A feira recebeu delegações e produtos oriundos do México, Colômbia, Argentina, Venezuela, Bolívia, Sri Lanka, Nepal, Indonésia, Palestina, Congo Brazzaville e Noruega. Durante os quatro dias, os membros das delegações estrangeiras venderam seus produtos e participaram de painéis de discussão.
Entre eles, estavam temas que foram de campanhas contra bloqueios econômicos – tais como os vividos atualmente por Cuba e Venezuela – e a solidariedade a países que lutam pela sua soberania territorial, cultural e política.
Dessa forma, diz Cassia, foi possível “trazer um pouco da luta dos camponeses de todo o mundo a partir da sua produção”, fundamenta. E completa: “é a primeira vez que a união comunera [da Venezuela] vai ter uma experiência de comercialização.”
Na feira, puderam ser encontrados do azeite de Mendonza, região famosa pela produção de vinho na Argentina, passando pelo café colombiano, a quinoa boliviana até o curry de pimenta do Sri Lanka. O mole mexicano – mistura de especiarias – saiu por apenas R$ 15, a preço de custo.
Pelo céu ou pela terra: os caminhos que levam à Feira do MST
Transportar a produção agroecológica de tantos lugares do mundo exigiu esforço e até um pouco de improviso. Boa parte dos volumes vendidos foram trazidos por meio de malas por Cássia depois de uma reunião, na Colômbia, com líderes de organizações campesinas. Mas também houve quem preferiu cortar milhares de quilômetros por terra.
Esse é o caso de Juan Martin, que dividiu o volante de uma caminhonete com um parceiro de viagem e de movimento. Juan faz parte da Federación Rural de Argentina e vive na província de Buenos Aires. De carro, transportou mel, azeite, azeitonas e panfletos até o Parque da Água Branca, local que recebeu a Feira da Reforma Agrária.
Ele conta que estava entusiasmado em “compartilhar a barraca internacionalista com o MST” e que em seu país participa da “luta pelo acesso à terra, pela lei da reforma agrária e para combater a inflação.”
A Argentina sofre com um grave problema inflacionário, que tem levado parte da sua população à pobreza. Martin conta que a desigualdade não tem sido exclusividade de seu país e que esse é um “problema em todo mundo, pois existe muita produção [de alimentos] e fome ao mesmo tempo.
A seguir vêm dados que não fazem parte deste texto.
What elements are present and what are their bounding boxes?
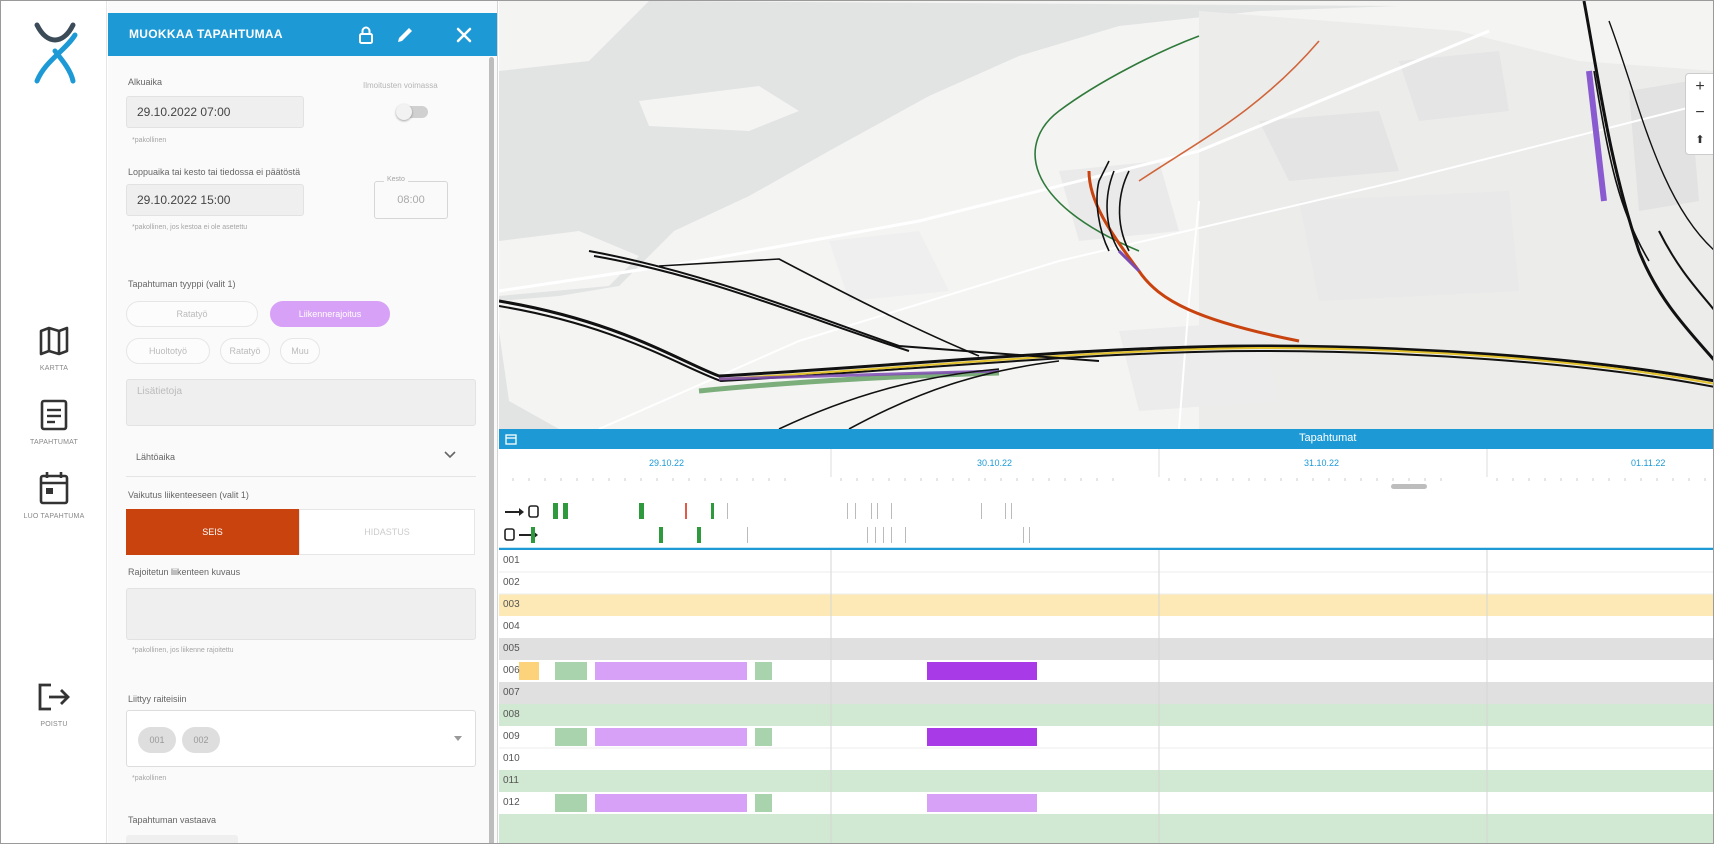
end-time-input[interactable]: 29.10.2022 15:00	[126, 184, 304, 216]
type-option-5[interactable]: Muu	[280, 338, 320, 364]
panel-scrollbar[interactable]	[489, 57, 494, 843]
end-time-label: Loppuaika tai kesto tai tiedossa ei päät…	[128, 167, 301, 177]
logout-icon	[38, 683, 70, 711]
effect-stop-label: SEIS	[202, 527, 223, 537]
nav-map[interactable]: KARTTA	[1, 323, 107, 372]
tracks-hint: *pakollinen	[132, 775, 167, 782]
type-option-2[interactable]: Liikennerajoitus	[270, 301, 390, 327]
type-option-3-label: Huoltotyö	[148, 346, 188, 356]
nav-events[interactable]: TAPAHTUMAT	[1, 397, 107, 446]
north-arrow-button[interactable]: ⬆	[1686, 126, 1713, 152]
duration-value: 08:00	[397, 194, 425, 206]
description-hint: *pakollinen, jos liikenne rajoitettu	[132, 647, 234, 654]
nav-map-label: KARTTA	[39, 365, 69, 372]
type-option-4[interactable]: Ratatyö	[220, 338, 270, 364]
nav-events-label: TAPAHTUMAT	[30, 439, 78, 446]
panel-header: MUOKKAA TAPAHTUMAA	[108, 13, 497, 56]
type-option-4-label: Ratatyö	[229, 346, 261, 356]
nav-logout[interactable]: POISTU	[1, 679, 107, 728]
logo-icon	[34, 22, 78, 84]
pencil-icon[interactable]	[394, 24, 416, 46]
tracks-select[interactable]	[126, 710, 476, 767]
calendar-icon	[39, 472, 69, 505]
track-row-label: 005	[503, 643, 520, 654]
track-chip-label: 002	[193, 735, 209, 745]
end-time-value: 29.10.2022 15:00	[137, 193, 231, 207]
edit-event-panel: MUOKKAA TAPAHTUMAA Alkuaika 29.10.2022 0…	[108, 1, 498, 843]
start-time-value: 29.10.2022 07:00	[137, 105, 231, 119]
track-chip-label: 001	[149, 735, 165, 745]
nav-create-event[interactable]: LUO TAPAHTUMA	[1, 469, 107, 520]
zoom-in-button[interactable]: +	[1686, 74, 1713, 100]
tracks-label: Liittyy raiteisiin	[128, 694, 187, 704]
map-zoom-controls: + − ⬆	[1685, 73, 1713, 155]
end-time-hint: *pakollinen, jos kestoa ei ole asetettu	[132, 224, 248, 231]
map-icon	[39, 326, 69, 356]
track-row-label: 008	[503, 709, 520, 720]
track-row-label: 012	[503, 797, 520, 808]
calendar-icon[interactable]	[504, 432, 518, 446]
start-time-input[interactable]: 29.10.2022 07:00	[126, 96, 304, 128]
map-canvas[interactable]	[499, 1, 1714, 429]
map-view[interactable]: + − ⬆	[499, 1, 1714, 429]
type-option-1-label: Ratatyö	[176, 309, 208, 319]
track-row-label: 004	[503, 621, 520, 632]
track-row-label: 002	[503, 577, 520, 588]
toggle-label: Ilmoitusten voimassa	[363, 81, 438, 90]
caret-down-icon[interactable]	[453, 735, 463, 743]
events-icon	[40, 399, 68, 431]
type-option-3[interactable]: Huoltotyö	[126, 338, 210, 364]
dropdown-label: Lähtöaika	[136, 452, 176, 462]
start-time-label: Alkuaika	[128, 77, 163, 87]
zoom-out-button[interactable]: −	[1686, 100, 1713, 126]
track-row-label: 006	[503, 665, 520, 676]
notes-input[interactable]: Lisätietoja	[126, 379, 476, 426]
effect-label: Vaikutus liikenteeseen (valit 1)	[128, 490, 249, 500]
event-type-label: Tapahtuman tyyppi (valit 1)	[128, 279, 236, 289]
track-chip[interactable]: 001	[138, 727, 176, 753]
nav-create-event-label: LUO TAPAHTUMA	[23, 513, 85, 520]
duration-label: Kesto	[384, 176, 408, 183]
nav-logout-label: POISTU	[40, 721, 68, 728]
track-row-label: 010	[503, 753, 520, 764]
timeline-panel: Tapahtumat 29.10.22 30.10.22 31.10.22 01…	[499, 429, 1714, 844]
timeline-header: Tapahtumat	[499, 429, 1713, 449]
panel-title: MUOKKAA TAPAHTUMAA	[129, 27, 283, 41]
start-time-hint: *pakollinen	[132, 137, 167, 144]
type-option-5-label: Muu	[291, 346, 309, 356]
app-window: KARTTA TAPAHTUMAT LUO TAPAHTUMA POISTU M…	[0, 0, 1714, 844]
type-option-2-label: Liikennerajoitus	[298, 309, 362, 319]
side-navigation: KARTTA TAPAHTUMAT LUO TAPAHTUMA POISTU	[1, 1, 107, 843]
responsible-label: Tapahtuman vastaava	[128, 815, 217, 825]
notifications-toggle[interactable]	[396, 104, 428, 120]
notes-placeholder: Lisätietoja	[137, 386, 183, 397]
description-input[interactable]	[126, 588, 476, 640]
lock-icon[interactable]	[355, 24, 377, 46]
duration-input[interactable]: 08:00	[374, 181, 448, 219]
effect-slow-button[interactable]: HIDASTUS	[299, 509, 475, 555]
effect-slow-label: HIDASTUS	[364, 527, 410, 537]
track-row-label: 003	[503, 599, 520, 610]
track-row-label: 007	[503, 687, 520, 698]
close-icon[interactable]	[453, 24, 475, 46]
timeline-title: Tapahtumat	[1299, 432, 1357, 444]
effect-stop-button[interactable]: SEIS	[126, 509, 299, 555]
track-row-label: 009	[503, 731, 520, 742]
track-row-label: 011	[503, 775, 519, 786]
divider	[126, 476, 476, 477]
type-option-1[interactable]: Ratatyö	[126, 301, 258, 327]
chevron-down-icon[interactable]	[443, 448, 457, 462]
responsible-input[interactable]	[126, 835, 238, 843]
timeline-canvas[interactable]	[499, 449, 1714, 844]
track-row-label: 001	[503, 555, 520, 566]
description-label: Rajoitetun liikenteen kuvaus	[128, 567, 241, 577]
track-chip[interactable]: 002	[182, 727, 220, 753]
Por isso os alimentos tem um papel central na economia.”
Patrícia de Matos/Brasil de Fato
Barraca internacionalista misturou produtos à venda com debate político sobre produção e consumo de alimentos no mundo
Segundo Martin, a federação da qual participa está em 20 das 23 províncias argentinas e abarcam mais de 30 mil famílias a nível nacional que comercializam sua produção por meio da plataforma “Pueblo al Pueblo”.
A experiência da produção de alimentos a partir do movimento social também tem servido de inspiração às comunas venezuelanas, organizações de base criadas no governo de Hugo Chávez. Hoje, o país latino americano conta com 3.940 unidades desse tipo, que dedicam-se, entre outras atividades, à produção de alimentos agroecológicos.
Para Carmen Reyes, diretora de Movimentos Sociais do Ministério para Comunas da Venezuela, a comercialização de produtos venezuelanos na Feira do MST “abre muitas possibilidades. É uma oportunidade que se dá com o novo governo de Lula, agora se pode gerar condições de intercâmbio e a Venezuela voltar a ser um parceiro econômico.”
Reyes ainda contextualiza que em “2025 há expectativa que a população da venezuelana seja 100% urbana.” Com isso, a produção teria que vir de fora, aumentando ainda mais a dependência do país às importações. Contudo, as comunas têm, em suas palavras, “revertido essa tendência.”
Alimentar o mundo
Dados revelam, ano a ano, que a fome e a alimentação precária não respeitam fronteiras e podem ser vividas de forma intensa inclusive em países que lideram a produção de alimentos, como o Brasil.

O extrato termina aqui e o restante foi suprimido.